Reputation: 10740
So recently I learned about the perf
command in linux. I decided to run some experiments, so I created an empty c program and measured how many instructions it took to run:
echo 'int main(){}'>emptyprogram.c && gcc -O3 emptyprogram.c -o empty
perf stat ./empty
This was the output:
Performance counter stats for './empty':
0.341833 task-clock (msec) # 0.678 CPUs utilized
0 context-switches # 0.000 K/sec
0 cpu-migrations # 0.000 K/sec
112 page-faults # 0.328 M/sec
1,187,561 cycles # 3.474 GHz
1,550,924 instructions # 1.31 insn per cycle
293,281 branches # 857.966 M/sec
4,942 branch-misses # 1.69% of all branches
0.000504121 seconds time elapsed
Why is it using so many instructions to run a program that does literally nothing? I thought that maybe this was some baseline number of instructions that are necessary to load a program into the OS, so I looked for a minimal executable written in assembly, and I found a 142 byte executable that outputs "Hi World"
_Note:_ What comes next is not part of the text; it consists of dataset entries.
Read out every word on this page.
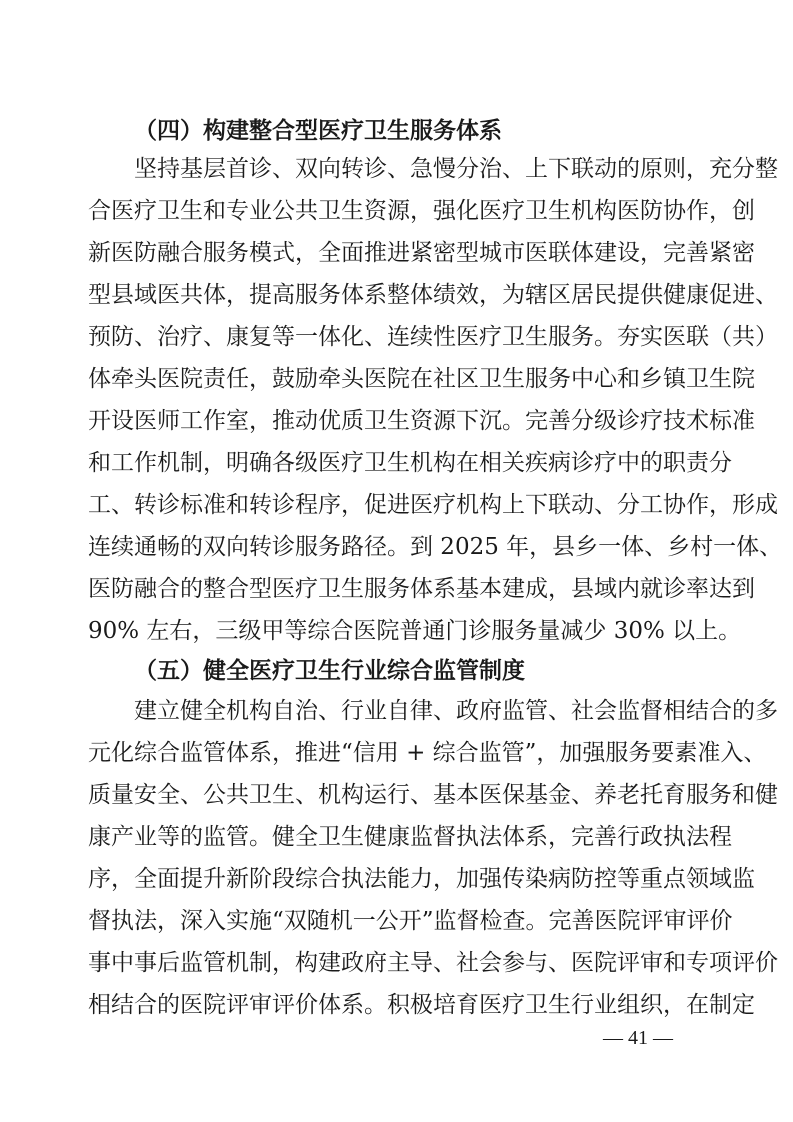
（四）构建整合型医疗卫生服务体系
　　坚持基层首诊、双向转诊、急慢分治、上下联动的原则，充分整
合医疗卫生和专业公共卫生资源，强化医疗卫生机构医防协作，创
新医防融合服务模式，全面推进紧密型城市医联体建设，完善紧密
型县域医共体，提高服务体系整体绩效，为辖区居民提供健康促进、
预防、治疗、康复等一体化、连续性医疗卫生服务。夯实医联（共）
体牵头医院责任，鼓励牵头医院在社区卫生服务中心和乡镇卫生院
开设医师工作室，推动优质卫生资源下沉。完善分级诊疗技术标准
和工作机制，明确各级医疗卫生机构在相关疾病诊疗中的职责分
工、转诊标准和转诊程序，促进医疗机构上下联动、分工协作，形成
连续通畅的双向转诊服务路径。到 2025 年，县乡一体、乡村一体、
医防融合的整合型医疗卫生服务体系基本建成，县域内就诊率达到
90% 左右，三级甲等综合医院普通门诊服务量减少 30% 以上。
（五）健全医疗卫生行业综合监管制度
　　建立健全机构自治、行业自律、政府监管、社会监督相结合的多
元化综合监管体系，推进“信用 + 综合监管”，加强服务要素准入、
质量安全、公共卫生、机构运行、基本医保基金、养老托育服务和健
康产业等的监管。健全卫生健康监督执法体系，完善行政执法程
序，全面提升新阶段综合执法能力，加强传染病防控等重点领域监
督执法，深入实施“双随机一公开”监督检查。完善医院评审评价
事中事后监管机制，构建政府主导、社会参与、医院评审和专项评价
相结合的医院评审评价体系。积极培育医疗卫生行业组织，在制定
— 41 —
here (http://timelessname.com/elfbin/)
Running perf stat on the 142 byte hello executable, I get:
Hi World
Performance counter stats for './hello':
0.069185 task-clock (msec) # 0.203 CPUs utilized
0 context-switches # 0.000 K/sec
0 cpu-migrations # 0.000 K/sec
3 page-faults # 0.043 M/sec
126,942 cycles # 1.835 GHz
116,492 instructions # 0.92 insn per cycle
15,585 branches # 225.266 M/sec
1,008 branch-misses # 6.47% of all branches
0.000340627 seconds time elapsed
This still seems a lot higher than I'd expect, but we can accept it as a baseline. In that case, why did running empty
take 10x more instructions? What did those instructions do? And if they're some sort of overhead, why is there so much variation in overhead between a C program and the helloworld assembly program?
Upvotes: 5
Views: 935
Reputation: 20450
It's hardly fair to claim that it "does literally nothing". Yes, at the app level you chose to make the whole thing a giant no-op for your microbenchmark, that's fine. But no, down beneath the covers at the system level, it's hardly "nothing". You asked linux to fork off a brand new execution environment, initialize it, and connect it to the environment. You called very few glibc functions, but dynamic linking is non-trivial and after a million instructions your process was ready to demand fault printf() and friends, and to efficiently bring in libs you might have linked against or dlopen()'ed.
This is not the sort of microbench that implementors are likely to optimize against. What would be of interest is if you can identify "expensive" aspects of fork/exec that in some use cases are never used, and so might be #ifdef'd out (or have their execution short circuited) in very specific situations. Lazy evaluation of resolv.conf is one example of that, where the overhead is never paid by a process if it never interacts with IP servers.
Upvotes: 2